Shemyakin-Ovchinnikov Institute of Bioorganic Chemistry, Russian Academy of Sciences, ul. Miklukho-Maklaya 16/10, 117997 Moscow, Russia.
BMC Genomics. 2011 Jan 31;12:88. doi: 10.1186/1471-2164-12-88.
Novel high throughput sequencing technologies require permanent development of bioinformatics data processing methods. Among them, rapid and reliable identification of encoded proteins plays a pivotal role. To search for particular protein families, the amino acid sequence motifs suitable for selective screening of nucleotide sequence databases may be used.
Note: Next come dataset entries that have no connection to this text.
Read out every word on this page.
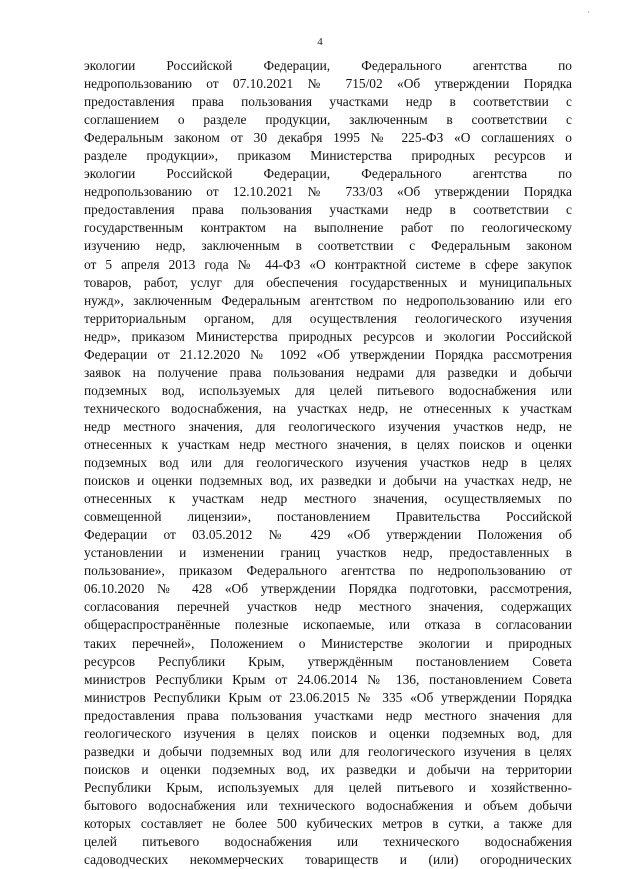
·
4
экологии Российской Федерации, Федерального агентства по
недропользованию от 07.10.2021 № 715/02 «Об утверждении Порядка
предоставления права пользования участками недр в соответствии с
соглашением о разделе продукции, заключенным в соответствии с
Федеральным законом от 30 декабря 1995 № 225-ФЗ «О соглашениях о
разделе продукции», приказом Министерства природных ресурсов и
экологии Российской Федерации, Федерального агентства по
недропользованию от 12.10.2021 № 733/03 «Об утверждении Порядка
предоставления права пользования участками недр в соответствии с
государственным контрактом на выполнение работ по геологическому
изучению недр, заключенным в соответствии с Федеральным законом
от 5 апреля 2013 года № 44-ФЗ «О контрактной системе в сфере закупок
товаров, работ, услуг для обеспечения государственных и муниципальных
нужд», заключенным Федеральным агентством по недропользованию или его
территориальным органом, для осуществления геологического изучения
недр», приказом Министерства природных ресурсов и экологии Российской
Федерации от 21.12.2020 № 1092 «Об утверждении Порядка рассмотрения
заявок на получение права пользования недрами для разведки и добычи
подземных вод, используемых для целей питьевого водоснабжения или
технического водоснабжения, на участках недр, не отнесенных к участкам
недр местного значения, для геологического изучения участков недр, не
отнесенных к участкам недр местного значения, в целях поисков и оценки
подземных вод или для геологического изучения участков недр в целях
поисков и оценки подземных вод, их разведки и добычи на участках недр, не
отнесенных к участкам недр местного значения, осуществляемых по
совмещенной лицензии», постановлением Правительства Российской
Федерации от 03.05.2012 № 429 «Об утверждении Положения об
установлении и изменении границ участков недр, предоставленных в
пользование», приказом Федерального агентства по недропользованию от
06.10.2020 № 428 «Об утверждении Порядка подготовки, рассмотрения,
согласования перечней участков недр местного значения, содержащих
общераспространённые полезные ископаемые, или отказа в согласовании
таких перечней», Положением о Министерстве экологии и природных
ресурсов Республики Крым, утверждённым постановлением Совета
министров Республики Крым от 24.06.2014 № 136, постановлением Совета
министров Республики Крым от 23.06.2015 № 335 «Об утверждении Порядка
предоставления права пользования участками недр местного значения для
геологического изучения в целях поисков и оценки подземных вод, для
разведки и добычи подземных вод или для геологического изучения в целях
поисков и оценки подземных вод, их разведки и добычи на территории
Республики Крым, используемых для целей питьевого и хозяйственно-
бытового водоснабжения или технического водоснабжения и объем добычи
которых составляет не более 500 кубических метров в сутки, а также для
целей питьевого водоснабжения или технического водоснабжения
садоводческих некоммерческих товариществ и (или) огороднических
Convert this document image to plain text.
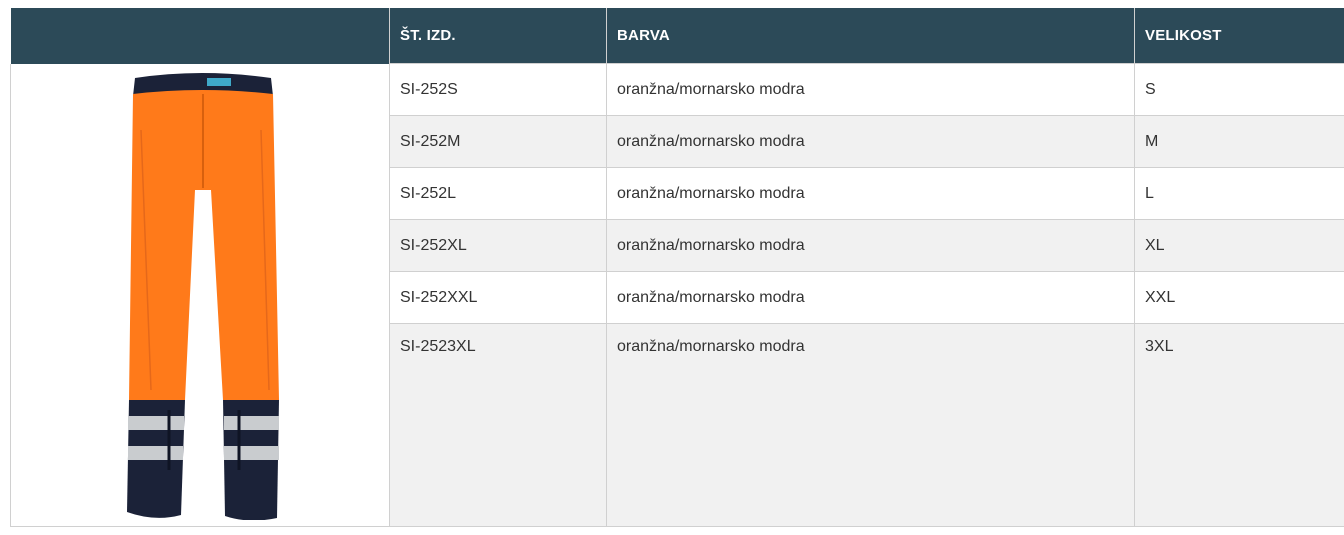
	ŠT. IZD.	BARVA	VELIKOST

	SI-252S	oranžna/mornarsko modra	S
	SI-252M	oranžna/mornarsko modra	M
	SI-252L	oranžna/mornarsko modra	L
	SI-252XL	oranžna/mornarsko modra	XL
	SI-252XXL	oranžna/mornarsko modra	XXL
	SI-2523XL	oranžna/mornarsko modra	3XL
In this work, we suggest a novel method for simplified representation of protein amino acid sequences named Single Residue Distribution Analysis, which is applicable both for homology search and database screening.
Using the procedure developed, a search for amino acid sequence motifs in sea anemone polypeptides was performed, and 14 different motifs with broad and low specificity were discriminated. The adequacy of motifs for mining toxin-like sequences was confirmed by their ability to identify 100% toxin-like anemone polypeptides in the reference polypeptide database. The employment of novel motifs for the search of polypeptide toxins in Anemonia viridis EST dataset allowed us to identify 89 putative toxin precursors. The translated and modified ESTs were scanned using a special algorithm. In addition to direct comparison with the motifs developed, the putative signal peptides were predicted and homology with known structures was examined.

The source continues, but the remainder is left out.